In the report, Gallant explains that “Given the decisive defeat of the [Measure B] Initiative at the polls, SunCal’s pending default under the ENA, and concerns regarding other SunCal development projects in bankruptcy or subject to foreclosure proceedings, circumstances to not presently exist under which an ENA extension should be granted.”

The report goes on to recommend that City Council deny both of SunCal’s requests, opening the door for City Council to terminate the ENA in early March, should SunCal not cure the default.

1 comment to Interim City Manager Ann Marie Gallant Recommends that City Council Deny SunCal’s Requests

  • localyokel

    Here’s a comment from the Alameda Journal (following the article on the default notice), which says essentially that the city is trying to preserve its rights in the event of a SunCal bankruptcy.

    “The various Alameda blogs, websites and local papers have been filled with outrage, speculation, defensiveness and outright silly comments on this Notice of Default.

    So let’s cut to the chase. This Notice of Default letter was written by lawyers for the City of Alameda, to be ready by lawyers for the SunCal entity which is the party to the exclusive right to negotiate contract to buy Alameda Point. The Notice of Default is worded in a way that would make to a bankruptcy court judge, who sees these sorts of notices all the time.
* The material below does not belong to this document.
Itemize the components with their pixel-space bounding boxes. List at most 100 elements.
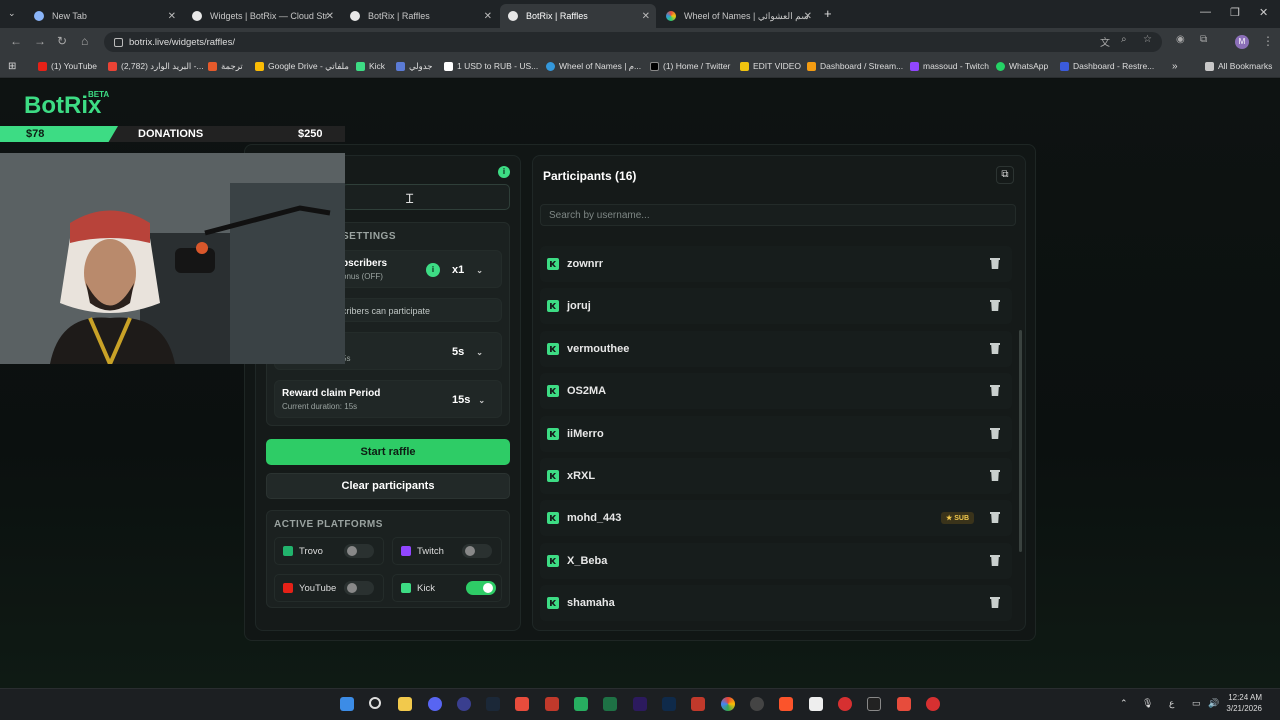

    The reason the City of Alameda sent the letter is crystal clear to lawyers who have any familiarity with bankruptcy. When a contract very important to a company is about to be canceled, the company can file a Chapter 11 case to prevent that contract cancellation, as long as no formal Notice of Default has been served by the other party to the contract. However, if a Notice of Default has been served, and the alleged default is a non-monetary default, especially one which has a stated deadline for performance by the debtor, bankruptcy case law makes it very hard for the Bankruptcy Court judge to force the not-bankrupt party to the contract to accept a late cure of a non-monetary default.


    It looks to me like the City Attorney and Acting City Manager of Alameda are getting very good advice from bankruptcy specialist lawyers. What exactly the Alameda City Council members understand, from closed session discussions of what SunCal can do in court, is open to great interpretation. In my experience at least 3/5ths of all city council members across the state are too unsophisticated in legal matters, or too unfocused, or just too plain dumb, to understand complicated legal issues which are explained to them in closed session.

    So my conclusion, as to 2 out of the 5 city council members from Alameda is that they should shut up, because they are displaying their ignorance, let alone their self-promoting and self-serving motivations rather than any interest in discharging their fiduciary duty to the City of Alameda and its taxpayers.

    Never heard of a fiduciary duty to your city and the taxpayers ladies? Perhaps you should phone Patrick Fitzgerald, the Deputy U.S. Attorney who is prosecuting ex-Illinois Governor Blagojevich in Chicago. I am sure Mr. Fitzgerald could find the time to explain to you dimbulbs the perilous path you follow when you disclose what you think occurred in closed City Council sessions, or you leak closed session information to your friends at development companies.

    Remember that there were two very tasteful ladies, a Mormon mother of 5 named Erin Kenney, and a kindly grandmother of 3 named Mary Kincaid Chauncey, who as Clark County, Nevada Commissioners (aka Board of Supervisors members) spent approximately 3 years in Federal Prisons because they used their elected positions to help their “friends in the business community” and received very nominal favors in return for that help.”